The tobacco industry has been accused of “appalling hypocrisy”, amid claims that it is fuelling the illicit trade in cigarette smuggling to bolster its arguments against tax increases and other anti-smoking measures.
In a report published to coincide with World No Tobacco Day, the pressure group ASH (Action on Smoking and Health) claimed that some tobacco companies are flooding foreign markets with more products than there is demand.
The report said that when some of this tobacco is subsequently smuggled back to the UK, it enables the companies to point to the dangers of a burgeoning contraband trade and to say that measures such as increasing tax would only serve to make legitimate cigarettes more expensive.
“They can argue that there is already a lot of smuggling, so you can’t increase duties further,” said Deborah Arnott, chief executive of ASH. “Our paper shows the appalling hypocrisy of the industry: they have been shouting about illicit trade, while remaining up to their necks in it themselves.”
The claims were denied last night, but the ASH report is likely to add to long-standing worries about the tactics of the tobacco industry, which often uses arguments about smuggling and counterfeiting to oppose higher duties and plain packaging.

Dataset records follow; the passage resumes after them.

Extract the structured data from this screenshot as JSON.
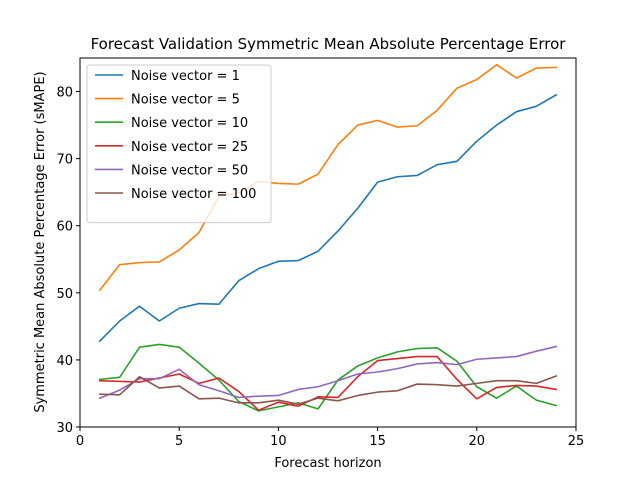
{
  "chart_data": {
    "type": "line",
    "title": "Forecast Validation Symmetric Mean Absolute Percentage Error",
    "xlabel": "Forecast horizon",
    "ylabel": "Symmetric Mean Absolute Percentage Error (sMAPE)",
    "xlim": [
      0,
      25
    ],
    "ylim": [
      30,
      85
    ],
    "xticks": [
      0,
      5,
      10,
      15,
      20,
      25
    ],
    "yticks": [
      30,
      40,
      50,
      60,
      70,
      80
    ],
    "grid": false,
    "legend_position": "top-left",
    "x": [
      1,
      2,
      3,
      4,
      5,
      6,
      7,
      8,
      9,
      10,
      11,
      12,
      13,
      14,
      15,
      16,
      17,
      18,
      19,
      20,
      21,
      22,
      23,
      24
    ],
    "series": [
      {
        "name": "Noise vector = 1",
        "color": "#1f77b4",
        "values": [
          42.8,
          45.8,
          48.0,
          45.8,
          47.7,
          48.4,
          48.3,
          51.8,
          53.6,
          54.7,
          54.8,
          56.2,
          59.2,
          62.6,
          66.5,
          67.3,
          67.5,
          69.1,
          69.6,
          72.6,
          75.0,
          77.0,
          77.8,
          79.5
        ]
      },
      {
        "name": "Noise vector = 5",
        "color": "#ff7f0e",
        "values": [
          50.4,
          54.2,
          54.5,
          54.6,
          56.4,
          59.0,
          64.4,
          64.9,
          66.6,
          66.3,
          66.2,
          67.7,
          72.1,
          75.0,
          75.7,
          74.7,
          74.9,
          77.2,
          80.5,
          81.8,
          84.0,
          82.0,
          83.5,
          83.6
        ]
      },
      {
        "name": "Noise vector = 10",
        "color": "#2ca02c",
        "values": [
          37.1,
          37.4,
          41.9,
          42.3,
          41.9,
          39.5,
          37.0,
          33.8,
          32.4,
          33.0,
          33.6,
          32.7,
          37.0,
          39.1,
          40.3,
          41.2,
          41.7,
          41.8,
          39.8,
          36.0,
          34.3,
          36.1,
          34.0,
          33.2
        ]
      },
      {
        "name": "Noise vector = 25",
        "color": "#d62728",
        "values": [
          36.9,
          36.8,
          36.7,
          37.3,
          37.9,
          36.5,
          37.3,
          35.3,
          32.5,
          33.7,
          33.1,
          34.5,
          34.4,
          37.5,
          39.9,
          40.2,
          40.5,
          40.5,
          37.1,
          34.2,
          35.9,
          36.2,
          36.1,
          35.6
        ]
      },
      {
        "name": "Noise vector = 50",
        "color": "#9467bd",
        "values": [
          34.3,
          35.5,
          37.2,
          37.2,
          38.6,
          36.3,
          35.4,
          34.4,
          34.6,
          34.7,
          35.6,
          36.0,
          36.9,
          37.9,
          38.2,
          38.7,
          39.4,
          39.6,
          39.3,
          40.1,
          40.3,
          40.5,
          41.3,
          42.0
        ]
      },
      {
        "name": "Noise vector = 100",
        "color": "#8c564b",
        "values": [
          34.9,
          34.8,
          37.5,
          35.8,
          36.1,
          34.2,
          34.3,
          33.6,
          33.6,
          34.0,
          33.4,
          34.3,
          33.9,
          34.7,
          35.2,
          35.4,
          36.4,
          36.3,
          36.1,
          36.5,
          36.9,
          36.9,
          36.5,
          37.6
        ]
      }
    ]
  }
}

Criticising an increase in tobacco duties in March’s Budget, for example, the Tobacco Manufacturers’ Association (TMA) said: “The illegal market is clearly growing as consumers seek cheaper products elsewhere. Plain packaging will be a gift to the criminal gangs who wish to flood the UK market with cheap, counterfeit tobacco.”
Suspicions about oversupplying foreign markets to stimulate a return trade in smuggling to the UK have been raised by organisations including HM Revenue and Customs (HMRC), which has reported that the 2011 supply of some brands of rolling tobacco to some countries exceeded legitimate demand by 240 per cent.

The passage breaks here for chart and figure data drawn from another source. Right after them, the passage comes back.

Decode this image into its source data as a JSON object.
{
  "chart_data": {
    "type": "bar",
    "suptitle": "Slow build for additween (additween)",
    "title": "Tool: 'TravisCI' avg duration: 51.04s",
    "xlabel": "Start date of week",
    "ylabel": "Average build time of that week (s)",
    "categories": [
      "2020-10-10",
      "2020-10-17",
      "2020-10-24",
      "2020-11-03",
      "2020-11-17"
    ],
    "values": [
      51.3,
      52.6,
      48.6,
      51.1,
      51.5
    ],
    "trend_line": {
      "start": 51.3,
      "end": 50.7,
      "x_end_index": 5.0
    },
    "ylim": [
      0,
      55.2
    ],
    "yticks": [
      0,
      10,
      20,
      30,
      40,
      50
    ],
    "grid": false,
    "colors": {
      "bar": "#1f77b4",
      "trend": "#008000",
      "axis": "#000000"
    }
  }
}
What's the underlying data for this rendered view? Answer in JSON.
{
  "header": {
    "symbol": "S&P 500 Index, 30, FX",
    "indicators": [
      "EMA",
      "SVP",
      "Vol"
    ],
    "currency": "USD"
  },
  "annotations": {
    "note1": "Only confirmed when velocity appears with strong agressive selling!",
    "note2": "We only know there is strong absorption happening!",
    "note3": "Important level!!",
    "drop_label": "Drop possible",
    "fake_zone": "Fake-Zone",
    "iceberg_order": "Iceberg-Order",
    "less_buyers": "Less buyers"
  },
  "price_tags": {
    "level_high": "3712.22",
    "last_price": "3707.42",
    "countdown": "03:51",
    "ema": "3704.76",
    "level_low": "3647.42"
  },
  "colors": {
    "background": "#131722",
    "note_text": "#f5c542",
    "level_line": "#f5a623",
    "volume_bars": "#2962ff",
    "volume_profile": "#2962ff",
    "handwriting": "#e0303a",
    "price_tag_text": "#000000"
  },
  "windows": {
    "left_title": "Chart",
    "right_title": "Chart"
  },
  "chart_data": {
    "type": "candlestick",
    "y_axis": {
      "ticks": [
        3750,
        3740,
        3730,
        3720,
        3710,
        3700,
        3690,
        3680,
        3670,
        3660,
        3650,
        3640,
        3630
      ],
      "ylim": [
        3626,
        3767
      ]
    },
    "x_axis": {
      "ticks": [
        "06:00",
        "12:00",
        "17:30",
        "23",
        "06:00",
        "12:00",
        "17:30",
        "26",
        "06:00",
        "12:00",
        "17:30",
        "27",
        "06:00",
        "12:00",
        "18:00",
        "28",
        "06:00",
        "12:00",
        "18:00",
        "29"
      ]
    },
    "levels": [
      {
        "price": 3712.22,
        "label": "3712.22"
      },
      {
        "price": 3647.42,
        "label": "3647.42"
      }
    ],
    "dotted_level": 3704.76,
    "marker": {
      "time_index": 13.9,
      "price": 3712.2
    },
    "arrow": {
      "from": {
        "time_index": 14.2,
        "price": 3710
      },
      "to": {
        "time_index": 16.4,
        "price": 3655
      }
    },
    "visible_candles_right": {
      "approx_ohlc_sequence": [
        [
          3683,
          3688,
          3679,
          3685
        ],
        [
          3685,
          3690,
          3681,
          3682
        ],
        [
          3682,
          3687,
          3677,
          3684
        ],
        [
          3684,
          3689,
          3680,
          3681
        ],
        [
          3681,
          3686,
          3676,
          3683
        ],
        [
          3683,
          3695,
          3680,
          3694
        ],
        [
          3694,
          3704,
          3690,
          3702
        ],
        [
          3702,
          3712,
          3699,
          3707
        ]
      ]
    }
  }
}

In November, British American Tobacco was fined £650,000 by HMRC for oversupplying cigarettes to Belgium, although the company insisted it was “providing a perfectly legal supply to a legitimate demand” and announced its intention to challenge the fine in court.
The ASH claims were backed by the report “Illegal Trade of Tobacco Products”, released last week by the World Health Organisation, which created World No Tobacco Day in 1987. The United Nations organisation claimed: “The tobacco industry covertly and overtly supports the illegal trade, from providing products to the market, to working to block tobacco control by trying to convince governments that measures like health warnings or tax increases will lead to more illicit trade.”
The ASH report also claimed that the tobacco industry regularly exaggerated the extent of smuggling and counterfeiting. It cited the Project Star report produced by the audit firm KPMG for the tobacco company Philip Morris International, which put the illicit cigarette trade at 16.4 per cent of the UK market in 2012 – higher than the HMRC estimate of 4 to 13 per cent.
Ms Arnott said that, despite tobacco companies’ claims of growing illegality, the HMRC mid-point estimates of the illicit trade’s UK market share have fallen from 21 per cent in 2000 to 10 per cent in 2013-14. “But,” she said, “that won’t stop the tobacco industry from routinely using the threat of illicit trade to try to block tobacco control measures.”
Rejecting ASH’s claims, Giles Roca, director general of the TMA, said: “The tobacco industry is firmly committed to tackling illegal trade. Anti-smoking lobby groups such as ASH fail to demonstrate any real understanding of the drivers of the illegal market, such as the UK’s very high tax policy, and instead focus on making unhelpful allegations.”
Citing HMRC figures showing that the “tax gap” caused by the illicit tobacco trade had increased to £2.1bn in 2013-14 from £1.6bn in 2011-12, he said: “The Government’s own data shows that the illegal trade is rising.” KPMG last night stood by the findings of its 2013 Project Star report.